Однако Петров не поступил, как остальные. Он медленно и нежно взял ее руку, поднес к губам и поцеловал. Потом взглянул ей в глаза и указал на кресло рядом.
— Посидите со мной, стариком. Поговорим.
Она удивилась и повторила свою просьбу — уже не так уверенно.
— Нет, — сказал он. — И не потому, что я боюсь, нет. И даже не потому, что у меня в том мире осталась жена, и я люблю ее. Мы, мужчины, как вы знаете, непоследовательны: даже любовь, порой, не удерживает нас от приключений. Но мне жаль его.
Мила покачала головой: она решила, что речь идет о Еремееве.
— Нет, — сказал Петров. — Я говорю о сыне, который мог бы у вас быть, и которого вы хотите.
— Жаль? — переспросила она недоуменно.
— Да, конечно. Нам с вами тяжело, правда?
— Очень, — сказала она, не задумываясь, — О, как тяжко!
Она запнулась, потому что в салоне появился Истомин; видимо, бессонница выгнала его из каюты. Он взглянул на них пробормотал: «Ничего, я вам не помешаю», присел на кресло у противоположной стены, закрыл глаза — и словно бы сразу уснул или перестал жить, ушел куда-то, сбросив тело, как сбрасывают пальто в жару.
— Тяжело, — повторила женщина.
— Да, — согласился Петров. — Но еще тяжелее было бы ему.
— Ему… — повторила она почти шепотом, как бы уже видя его — мальчика, которого не было. — Ему…
— Представьте, что он есть.
— Есть… — пробормотала она и вдруг словно ощутила на руках едва заметную тяжесть маленького, спеленутого тельца. — Да, он есть. Говорите!
— Но ведь мы умрем, — тихо сказал он.
— Мы? Умрем? — Она вдруг встревожилась. — Почему? Вы что-то знаете?
— Это не секрет: мы смертны. Мы умрем: я — раньше, вы — позже, кто-то между нами. Мы здесь принадлежим, в общем, к двум поколениям и, значит, сначала нас станет меньше, а потом придет время остальных.

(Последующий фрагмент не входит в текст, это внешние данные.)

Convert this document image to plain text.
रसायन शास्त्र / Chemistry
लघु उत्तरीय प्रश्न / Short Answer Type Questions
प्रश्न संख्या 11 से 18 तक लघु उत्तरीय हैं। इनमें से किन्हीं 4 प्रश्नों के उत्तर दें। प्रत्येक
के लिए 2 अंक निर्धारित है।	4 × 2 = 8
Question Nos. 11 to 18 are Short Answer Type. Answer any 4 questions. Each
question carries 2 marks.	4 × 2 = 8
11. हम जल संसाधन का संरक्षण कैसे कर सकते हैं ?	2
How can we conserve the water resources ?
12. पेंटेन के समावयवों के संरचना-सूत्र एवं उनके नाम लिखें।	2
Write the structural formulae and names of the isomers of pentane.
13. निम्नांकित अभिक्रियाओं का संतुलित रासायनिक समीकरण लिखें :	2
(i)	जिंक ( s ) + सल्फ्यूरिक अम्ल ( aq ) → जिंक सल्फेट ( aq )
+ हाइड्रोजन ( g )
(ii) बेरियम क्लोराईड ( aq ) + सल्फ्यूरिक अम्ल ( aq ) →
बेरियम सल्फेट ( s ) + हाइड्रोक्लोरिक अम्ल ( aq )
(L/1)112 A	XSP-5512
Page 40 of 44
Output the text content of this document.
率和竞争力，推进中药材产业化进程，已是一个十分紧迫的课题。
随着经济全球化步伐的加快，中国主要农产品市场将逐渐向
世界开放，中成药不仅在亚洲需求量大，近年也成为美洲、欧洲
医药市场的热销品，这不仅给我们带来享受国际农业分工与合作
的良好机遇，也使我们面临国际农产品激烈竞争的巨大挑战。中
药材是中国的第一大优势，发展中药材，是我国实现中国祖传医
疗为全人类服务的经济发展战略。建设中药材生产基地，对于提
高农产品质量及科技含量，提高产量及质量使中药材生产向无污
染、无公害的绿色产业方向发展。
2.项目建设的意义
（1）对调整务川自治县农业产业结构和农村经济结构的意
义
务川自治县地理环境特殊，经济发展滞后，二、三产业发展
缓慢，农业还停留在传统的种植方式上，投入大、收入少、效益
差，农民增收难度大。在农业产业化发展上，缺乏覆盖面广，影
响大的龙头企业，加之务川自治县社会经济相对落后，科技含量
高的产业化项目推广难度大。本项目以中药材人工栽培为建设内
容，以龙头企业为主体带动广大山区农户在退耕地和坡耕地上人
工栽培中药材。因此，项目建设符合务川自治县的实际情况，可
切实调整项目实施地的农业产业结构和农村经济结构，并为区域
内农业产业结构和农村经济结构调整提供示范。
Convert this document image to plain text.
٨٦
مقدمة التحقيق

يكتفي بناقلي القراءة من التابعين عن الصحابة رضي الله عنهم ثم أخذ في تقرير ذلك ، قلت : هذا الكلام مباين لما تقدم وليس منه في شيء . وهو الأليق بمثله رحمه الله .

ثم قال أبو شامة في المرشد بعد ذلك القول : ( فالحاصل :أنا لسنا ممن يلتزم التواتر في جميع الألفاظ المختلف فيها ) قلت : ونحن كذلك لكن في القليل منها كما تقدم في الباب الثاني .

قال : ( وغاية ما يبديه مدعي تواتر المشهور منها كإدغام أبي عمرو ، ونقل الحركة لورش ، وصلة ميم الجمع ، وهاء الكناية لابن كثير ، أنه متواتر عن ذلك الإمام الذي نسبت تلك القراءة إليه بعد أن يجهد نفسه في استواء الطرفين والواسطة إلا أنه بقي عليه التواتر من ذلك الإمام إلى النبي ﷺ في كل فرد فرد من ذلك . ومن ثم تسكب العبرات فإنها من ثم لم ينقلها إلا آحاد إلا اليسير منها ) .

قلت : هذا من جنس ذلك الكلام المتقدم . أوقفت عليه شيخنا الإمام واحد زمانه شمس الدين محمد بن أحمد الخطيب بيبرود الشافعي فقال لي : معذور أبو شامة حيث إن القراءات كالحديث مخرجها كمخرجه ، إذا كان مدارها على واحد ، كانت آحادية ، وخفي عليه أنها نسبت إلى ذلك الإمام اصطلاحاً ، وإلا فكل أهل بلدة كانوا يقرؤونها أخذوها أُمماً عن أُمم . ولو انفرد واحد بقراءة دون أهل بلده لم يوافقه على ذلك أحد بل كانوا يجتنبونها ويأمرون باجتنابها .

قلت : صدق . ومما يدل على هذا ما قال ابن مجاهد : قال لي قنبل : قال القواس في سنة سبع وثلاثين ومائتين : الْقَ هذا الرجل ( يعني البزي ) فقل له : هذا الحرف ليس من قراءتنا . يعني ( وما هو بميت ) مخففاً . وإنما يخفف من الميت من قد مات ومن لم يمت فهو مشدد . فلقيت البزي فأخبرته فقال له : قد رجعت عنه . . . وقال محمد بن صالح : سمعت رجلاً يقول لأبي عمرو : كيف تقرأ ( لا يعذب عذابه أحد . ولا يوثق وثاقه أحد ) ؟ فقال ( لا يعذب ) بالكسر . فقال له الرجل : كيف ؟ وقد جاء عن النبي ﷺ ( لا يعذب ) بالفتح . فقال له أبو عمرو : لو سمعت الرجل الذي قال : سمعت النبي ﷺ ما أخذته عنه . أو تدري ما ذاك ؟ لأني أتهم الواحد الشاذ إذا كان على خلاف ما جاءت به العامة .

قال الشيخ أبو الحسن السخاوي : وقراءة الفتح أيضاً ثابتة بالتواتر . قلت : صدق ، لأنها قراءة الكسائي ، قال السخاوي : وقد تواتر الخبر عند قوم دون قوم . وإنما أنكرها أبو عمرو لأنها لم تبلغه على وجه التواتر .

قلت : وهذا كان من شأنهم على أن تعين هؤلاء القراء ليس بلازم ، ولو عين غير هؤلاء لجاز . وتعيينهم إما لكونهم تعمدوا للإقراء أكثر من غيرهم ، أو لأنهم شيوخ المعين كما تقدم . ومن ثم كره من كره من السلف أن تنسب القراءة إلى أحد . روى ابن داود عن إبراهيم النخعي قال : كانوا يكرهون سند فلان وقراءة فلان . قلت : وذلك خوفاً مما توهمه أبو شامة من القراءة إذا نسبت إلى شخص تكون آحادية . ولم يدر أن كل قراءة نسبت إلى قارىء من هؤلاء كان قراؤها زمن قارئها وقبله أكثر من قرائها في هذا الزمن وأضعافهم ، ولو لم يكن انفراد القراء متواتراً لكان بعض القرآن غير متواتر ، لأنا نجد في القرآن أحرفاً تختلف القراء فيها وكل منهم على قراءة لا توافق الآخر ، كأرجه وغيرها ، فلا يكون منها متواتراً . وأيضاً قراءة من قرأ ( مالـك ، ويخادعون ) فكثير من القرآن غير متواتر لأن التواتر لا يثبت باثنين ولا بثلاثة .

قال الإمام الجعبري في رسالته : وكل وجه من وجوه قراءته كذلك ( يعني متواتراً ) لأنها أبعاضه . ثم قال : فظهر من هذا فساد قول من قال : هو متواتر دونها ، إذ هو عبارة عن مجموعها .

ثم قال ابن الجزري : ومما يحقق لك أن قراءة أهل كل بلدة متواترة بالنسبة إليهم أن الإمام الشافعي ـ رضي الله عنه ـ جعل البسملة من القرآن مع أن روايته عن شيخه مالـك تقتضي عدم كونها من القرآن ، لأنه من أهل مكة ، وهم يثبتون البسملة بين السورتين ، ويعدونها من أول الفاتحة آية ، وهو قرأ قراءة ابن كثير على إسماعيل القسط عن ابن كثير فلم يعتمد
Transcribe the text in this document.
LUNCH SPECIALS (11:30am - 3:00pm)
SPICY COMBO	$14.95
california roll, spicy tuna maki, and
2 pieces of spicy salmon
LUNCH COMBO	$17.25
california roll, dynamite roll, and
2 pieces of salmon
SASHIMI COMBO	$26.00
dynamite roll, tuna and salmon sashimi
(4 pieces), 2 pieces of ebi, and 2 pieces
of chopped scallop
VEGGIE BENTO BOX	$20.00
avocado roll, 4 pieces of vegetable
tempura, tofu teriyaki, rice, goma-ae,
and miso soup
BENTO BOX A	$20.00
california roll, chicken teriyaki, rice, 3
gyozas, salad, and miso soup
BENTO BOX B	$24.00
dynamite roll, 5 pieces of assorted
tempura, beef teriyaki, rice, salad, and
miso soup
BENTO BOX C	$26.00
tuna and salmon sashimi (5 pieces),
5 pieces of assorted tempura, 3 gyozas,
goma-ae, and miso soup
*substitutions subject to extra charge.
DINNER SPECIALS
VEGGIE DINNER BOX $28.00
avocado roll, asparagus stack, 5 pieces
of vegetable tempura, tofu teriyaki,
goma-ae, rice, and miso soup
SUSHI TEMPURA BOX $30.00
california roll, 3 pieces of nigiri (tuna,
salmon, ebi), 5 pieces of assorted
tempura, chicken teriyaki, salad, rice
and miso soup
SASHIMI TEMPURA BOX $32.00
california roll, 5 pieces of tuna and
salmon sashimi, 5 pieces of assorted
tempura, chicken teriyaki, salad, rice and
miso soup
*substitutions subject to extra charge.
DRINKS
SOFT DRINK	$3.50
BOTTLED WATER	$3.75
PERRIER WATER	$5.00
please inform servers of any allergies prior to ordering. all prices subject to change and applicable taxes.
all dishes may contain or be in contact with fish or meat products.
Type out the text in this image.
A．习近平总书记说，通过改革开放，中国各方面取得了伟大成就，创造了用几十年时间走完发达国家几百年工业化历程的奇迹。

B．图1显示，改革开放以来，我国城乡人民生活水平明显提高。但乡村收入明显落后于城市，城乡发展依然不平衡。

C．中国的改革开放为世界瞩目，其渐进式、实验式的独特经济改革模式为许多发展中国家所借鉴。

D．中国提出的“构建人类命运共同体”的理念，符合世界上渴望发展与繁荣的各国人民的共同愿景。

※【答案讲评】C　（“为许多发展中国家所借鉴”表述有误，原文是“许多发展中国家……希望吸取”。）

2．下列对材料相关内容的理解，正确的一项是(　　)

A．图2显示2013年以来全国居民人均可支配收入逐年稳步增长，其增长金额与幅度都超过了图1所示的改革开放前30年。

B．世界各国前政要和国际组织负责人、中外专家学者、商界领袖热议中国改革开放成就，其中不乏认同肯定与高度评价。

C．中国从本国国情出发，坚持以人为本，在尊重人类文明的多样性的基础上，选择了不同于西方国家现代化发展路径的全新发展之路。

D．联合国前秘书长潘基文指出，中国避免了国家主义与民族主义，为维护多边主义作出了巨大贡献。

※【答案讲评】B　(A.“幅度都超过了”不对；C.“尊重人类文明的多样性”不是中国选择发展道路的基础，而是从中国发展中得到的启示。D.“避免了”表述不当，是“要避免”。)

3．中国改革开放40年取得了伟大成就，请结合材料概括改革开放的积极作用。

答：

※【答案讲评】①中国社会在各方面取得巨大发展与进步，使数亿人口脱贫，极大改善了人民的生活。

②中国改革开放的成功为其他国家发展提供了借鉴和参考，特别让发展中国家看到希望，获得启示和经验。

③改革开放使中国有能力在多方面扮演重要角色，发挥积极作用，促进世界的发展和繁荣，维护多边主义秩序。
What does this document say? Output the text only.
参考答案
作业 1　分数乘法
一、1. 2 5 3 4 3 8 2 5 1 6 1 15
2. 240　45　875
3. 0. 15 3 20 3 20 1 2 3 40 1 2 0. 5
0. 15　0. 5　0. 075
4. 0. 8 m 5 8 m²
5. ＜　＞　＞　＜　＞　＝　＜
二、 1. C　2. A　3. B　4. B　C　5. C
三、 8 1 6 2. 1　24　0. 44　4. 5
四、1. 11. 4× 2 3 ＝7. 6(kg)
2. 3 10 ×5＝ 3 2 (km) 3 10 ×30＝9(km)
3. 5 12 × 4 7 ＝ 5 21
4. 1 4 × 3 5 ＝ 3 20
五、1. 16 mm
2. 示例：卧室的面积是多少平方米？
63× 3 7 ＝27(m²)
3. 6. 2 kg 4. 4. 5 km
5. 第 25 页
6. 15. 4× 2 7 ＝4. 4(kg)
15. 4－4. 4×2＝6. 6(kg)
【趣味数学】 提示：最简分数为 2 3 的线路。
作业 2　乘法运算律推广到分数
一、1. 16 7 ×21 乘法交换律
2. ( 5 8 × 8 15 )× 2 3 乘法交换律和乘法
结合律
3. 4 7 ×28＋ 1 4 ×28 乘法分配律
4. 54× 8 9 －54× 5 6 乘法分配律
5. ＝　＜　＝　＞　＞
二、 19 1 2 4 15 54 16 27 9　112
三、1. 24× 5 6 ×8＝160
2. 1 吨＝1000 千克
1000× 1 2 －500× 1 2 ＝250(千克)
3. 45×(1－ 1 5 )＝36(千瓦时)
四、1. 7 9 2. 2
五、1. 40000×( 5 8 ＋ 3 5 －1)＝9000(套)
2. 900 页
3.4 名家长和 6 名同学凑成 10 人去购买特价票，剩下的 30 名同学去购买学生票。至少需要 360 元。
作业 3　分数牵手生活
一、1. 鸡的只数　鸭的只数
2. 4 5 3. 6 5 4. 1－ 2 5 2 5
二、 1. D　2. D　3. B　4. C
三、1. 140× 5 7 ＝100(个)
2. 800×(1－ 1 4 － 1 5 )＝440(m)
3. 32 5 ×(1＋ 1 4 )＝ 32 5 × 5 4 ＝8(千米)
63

— Да, — согласилась она. — Когда-нибудь придет, это верно.
— А он? — спросил Петров.
— Он будет жить, — сказала Мила уверенно.
— Один, — напомнил Петров. — Мы все умрем, а он будет жить тут один. Один, понимаете?
Она кивнула, хотя еще не поняла по-настоящему.
— Один. Он разучится говорить, думать, сойдет с ума. Но это случится не сразу. Он будет сходить с ума постепенно, лишаться рассудка от одиночества.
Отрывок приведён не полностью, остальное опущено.